As part of a bash the below line strips off a numerical prefix from directory 1 to search for in directory 2 .

for file in /home/cmccabe/Desktop/comparison/missing/*.txt
do
    file1=${file##*/}    # Strip off directory
    getprefix=${file1%%_*.txt}
    file1="/home/cmccabe/Desktop/comparison/final/${file1%%_*.txt}_*.vcf"  # look for matching file
    if [[ -f "$file1" ]]

files with prefix -- directory 1

F113.txt
H456.txt

files searched for prefix

F113_epilepsy.vcf
H456_marfan.vcf

In the files above F113.txt matches F113_epilepsy.vcf and H456.txt matched H456_marfan.vcf

Currently, I am not getting a match returned presumably because the portion after the _ is variable, but I am not sure if the above bash will find the file using the * . Thank you :).

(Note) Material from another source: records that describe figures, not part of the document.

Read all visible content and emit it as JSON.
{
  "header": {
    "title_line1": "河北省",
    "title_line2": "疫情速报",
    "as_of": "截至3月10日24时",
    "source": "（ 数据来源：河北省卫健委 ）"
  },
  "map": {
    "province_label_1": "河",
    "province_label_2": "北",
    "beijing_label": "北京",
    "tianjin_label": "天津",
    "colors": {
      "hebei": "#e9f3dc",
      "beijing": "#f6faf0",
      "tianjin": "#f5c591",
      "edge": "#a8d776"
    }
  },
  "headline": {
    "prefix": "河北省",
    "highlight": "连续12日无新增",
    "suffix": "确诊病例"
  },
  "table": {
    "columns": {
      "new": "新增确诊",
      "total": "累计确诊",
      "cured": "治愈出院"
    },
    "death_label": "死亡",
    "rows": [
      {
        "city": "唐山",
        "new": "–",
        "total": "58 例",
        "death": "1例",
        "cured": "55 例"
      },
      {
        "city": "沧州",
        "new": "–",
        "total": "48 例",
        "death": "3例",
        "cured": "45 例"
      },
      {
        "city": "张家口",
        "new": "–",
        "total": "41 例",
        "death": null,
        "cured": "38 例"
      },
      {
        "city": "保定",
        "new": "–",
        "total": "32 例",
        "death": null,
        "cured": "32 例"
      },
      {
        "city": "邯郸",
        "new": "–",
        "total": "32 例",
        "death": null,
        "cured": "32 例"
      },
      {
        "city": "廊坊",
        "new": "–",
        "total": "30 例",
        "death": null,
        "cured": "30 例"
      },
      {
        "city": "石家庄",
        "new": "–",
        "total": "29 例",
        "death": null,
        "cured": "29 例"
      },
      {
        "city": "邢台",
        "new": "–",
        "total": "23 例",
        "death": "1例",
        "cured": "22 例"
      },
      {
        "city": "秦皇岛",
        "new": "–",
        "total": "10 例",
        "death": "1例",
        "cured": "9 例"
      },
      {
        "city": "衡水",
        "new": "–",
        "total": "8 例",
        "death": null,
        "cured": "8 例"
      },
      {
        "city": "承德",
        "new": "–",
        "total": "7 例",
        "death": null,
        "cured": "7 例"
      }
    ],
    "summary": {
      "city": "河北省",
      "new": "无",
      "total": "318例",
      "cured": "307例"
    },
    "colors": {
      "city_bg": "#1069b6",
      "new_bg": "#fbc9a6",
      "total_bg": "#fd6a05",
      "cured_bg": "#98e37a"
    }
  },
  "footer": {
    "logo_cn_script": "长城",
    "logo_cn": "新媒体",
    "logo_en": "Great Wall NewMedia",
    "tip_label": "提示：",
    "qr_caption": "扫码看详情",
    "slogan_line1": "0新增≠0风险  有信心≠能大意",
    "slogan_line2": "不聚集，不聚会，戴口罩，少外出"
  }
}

Filename expansion doesn't happen inside double-quotes or on assignments. Try changing:

    file1="/home/cmccabe/Desktop/comparison/final/${file1%%_*.txt}_*.vcf"  # look for matching file

to:

    file1=$(printf '%s\n' "/home/cmccabe/Desktop/comparison/final/${file1%%_*.txt}_"*.vcf) # look for matching file

Note that the asterisk that is being used as a filename matching character has been moved out of the quoted portion of the string, and the expansion is done in an argument to a utility ( printf in this case) instead of in a string being assigned to a variable. Without the command substitution, you would be assigning a literal asterisk to the variable instead of expanding it to a pathname of an existing file (or files).

1 Like

What would your code need to do if there was more than one file that matches your patterns? The value of file1 could be list. Would that be a problem for you?

Robin

1 Like

The wildcard globbing can match none, one, or several files.
Perhaps you don't need the wildcard globbing at all? The following simply strips off the .txt and appends .vcf

 file1="/home/cmccabe/Desktop/comparison/final/${file1%%.txt}.vcf"  # look for matching file
1 Like

Take a look at post #1 in this thread again. Using the above code won't allow the code to take the filenames:

F113.txt
H456.txt

in one directory and find the corresponding files:

F113_epilepsy.vcf
H456_marfan.vcf

in the other directory.

Using the code suggested in post #2 will have the if statement:

    if [[ -f "$file1" ]]

take the then branch if there is exactly one matching file and take the else branch (if there is one) if there are no matching files and if there is more than one matching file. But, of course, we weren't shown the then or else branches so we can't make an educated guess at whether or not matching multiple files is an issue that the code is prepared to handle.

2 Likes

Thank you all :slight_smile:

Each filename prefix is unique and will only occur once. :slight_smile: